Ratio and transaction fees
A point beginners systematically forget: fees erode your real ratio. The spread, commissions and swap add to your risk and subtract from your gain, so a theoretical 1:2 ratio can turn into a real 1:1.7 once fees are accounted for. On small moves, where fees represent a large share of the distance covered, this effect is even more pronounced and can be enough to flip a strategy from profitable to losing.
It's one more reason to measure your realized ratio on your actually closed trades, fees included, rather than trusting your plan's theoretical ratio. The ratio that counts isn't the one you had in mind at entry, it's the one that appears in your account after everything has been paid. Ignoring fees in your ratio calculation means telling yourself a flattering story that doesn't match what your capital actually feels.
Measuring it automatically with Tradoshi
Computing your real R by hand is tedious and error-prone, which is exactly why most traders never do it. Tradoshi does it for you: it reads your stop loss from your orders and derives your R-multiple on every trade, without you entering anything. You see your realized ratio, not the one you imagined.
- Automatic R-multiple: your initial risk is read from your stops, your R is computed on every closed trade.
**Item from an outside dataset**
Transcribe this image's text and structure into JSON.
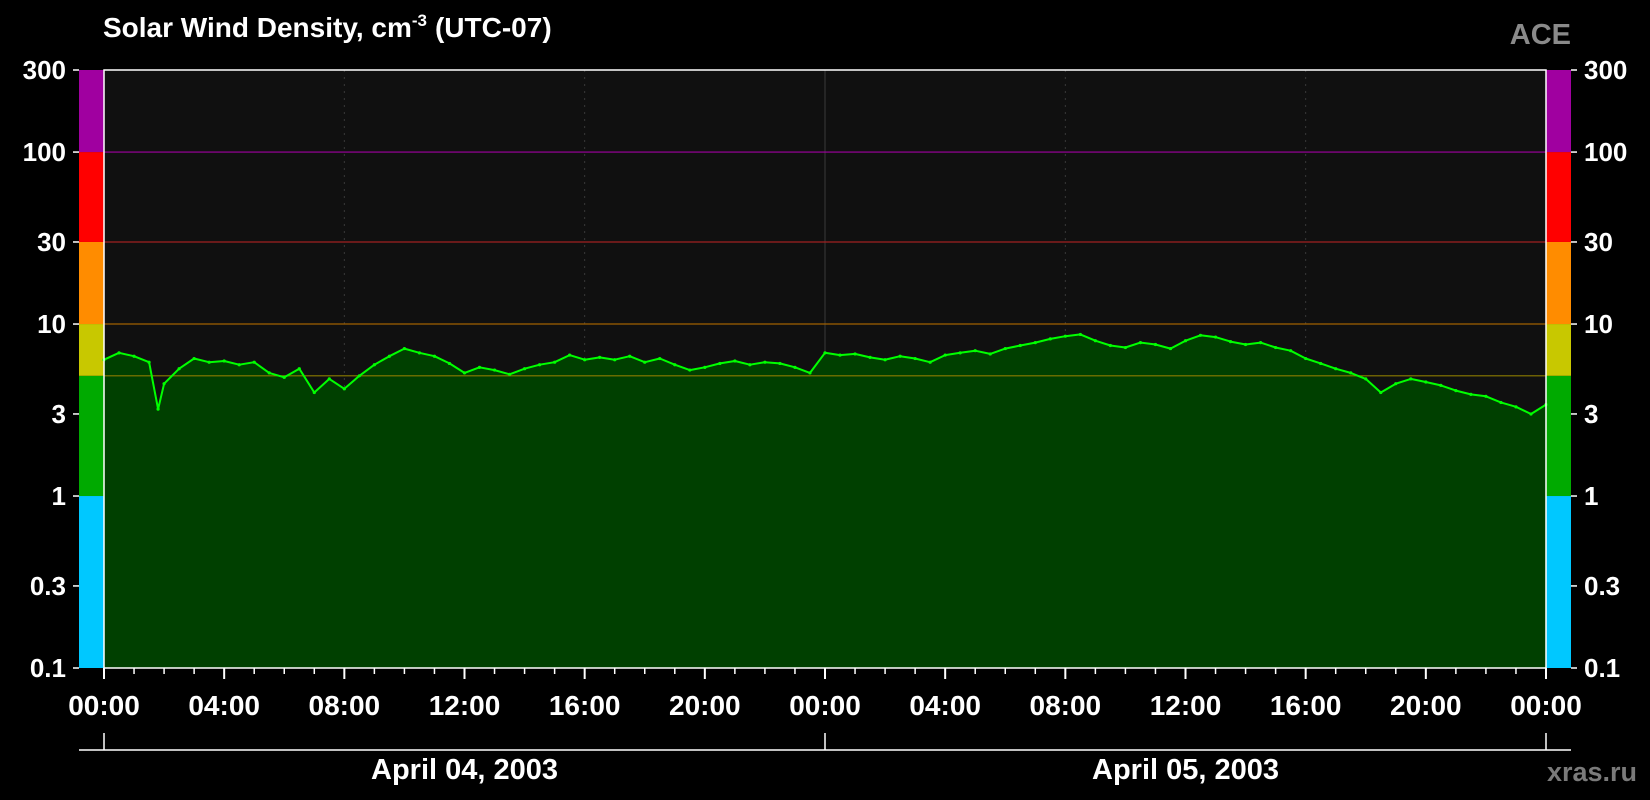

- Average realized ratio: you see at a glance whether your exits keep their promises or betray them.
- Crossed with win rate: ratio and hit rate are shown together, never one without the other.
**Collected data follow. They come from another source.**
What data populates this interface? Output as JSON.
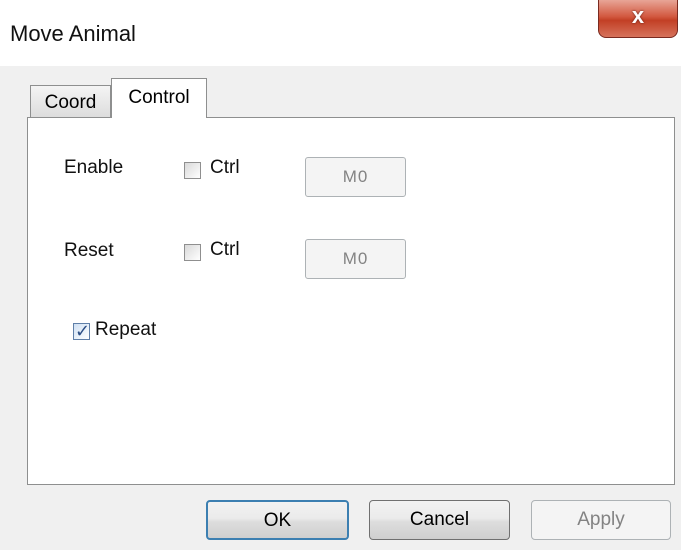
{
  "window": {
    "title": "Move Animal",
    "close_glyph": "x"
  },
  "tabs": [
    {
      "label": "Coord",
      "active": false
    },
    {
      "label": "Control",
      "active": true
    }
  ],
  "control": {
    "enable": {
      "label": "Enable",
      "ctrl_label": "Ctrl",
      "ctrl_checked": false,
      "address": "M0"
    },
    "reset": {
      "label": "Reset",
      "ctrl_label": "Ctrl",
      "ctrl_checked": false,
      "address": "M0"
    },
    "repeat": {
      "label": "Repeat",
      "checked": true
    }
  },
  "buttons": {
    "ok": "OK",
    "cancel": "Cancel",
    "apply": "Apply"
  },
  "icons": {
    "close": "close-icon",
    "check": "checkmark-icon"
  },
  "colors": {
    "close_button": "#c94a31",
    "default_button_border": "#3c7fb1",
    "disabled_text": "#838383"
  }
}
- Tracked over time: your average R per period shows you whether you're truly improving.
Frequently asked questions
Can a 1:1 ratio be profitable?
Yes, provided you have a win rate above 50%. The ratio is never judged alone: it's the combination of ratio and win rate that determines expectancy. A 1:1 at 55% is a winner; the same at 45% is a loser.
What's a good risk/reward ratio?
There's no magic number, but aiming for at least 1:1.5 or 1:2 is a healthy benchmark for most styles. The best ratio is the one that stays reachable on your market while keeping a decent win rate. The balance between the two matters more than the displayed number.
Why does my win rate drop when I aim further?
Because the further your target, the more chances price has to reverse before reaching it. A 1:5 target is mechanically hit less often than a 1:2 one. That's the fundamental trade-off between ratio and hit rate: you can't maximize both at once.
What exactly is an R?
1 R is your initial risk on a trade, i.e. the distance between your entry and your stop, expressed in money. A +2 R gain means you made twice what you risked. Thinking in R lets you compare trades of different sizes on the same scale.
Are planned and actual ratios often different?
Yes, very often, and almost always in the wrong direction. You exit before target, move a stop, cut early: the realized ratio drifts from the planned one. That's why measuring your real R, from your executed trades, is far more useful than the ratio you had in mind at entry.
Should I widen my stop to improve my ratio?
No, that's the classic mistake. Widening the stop reduces your displayed ratio but increases your real loss in money. The stop goes where your thesis is invalidated, not where it makes the ratio look nice. If the resulting ratio is bad, the right answer is to skip the trade.
How do I compute a ratio's breakeven point?
The formula is: breakeven = 1 / (1 + ratio). For a 1:2, that's 1 / 3 ≈ 33%. Above that win rate you win, below it you lose. It's a useful benchmark, but remember that a higher ratio mechanically lowers your real win rate.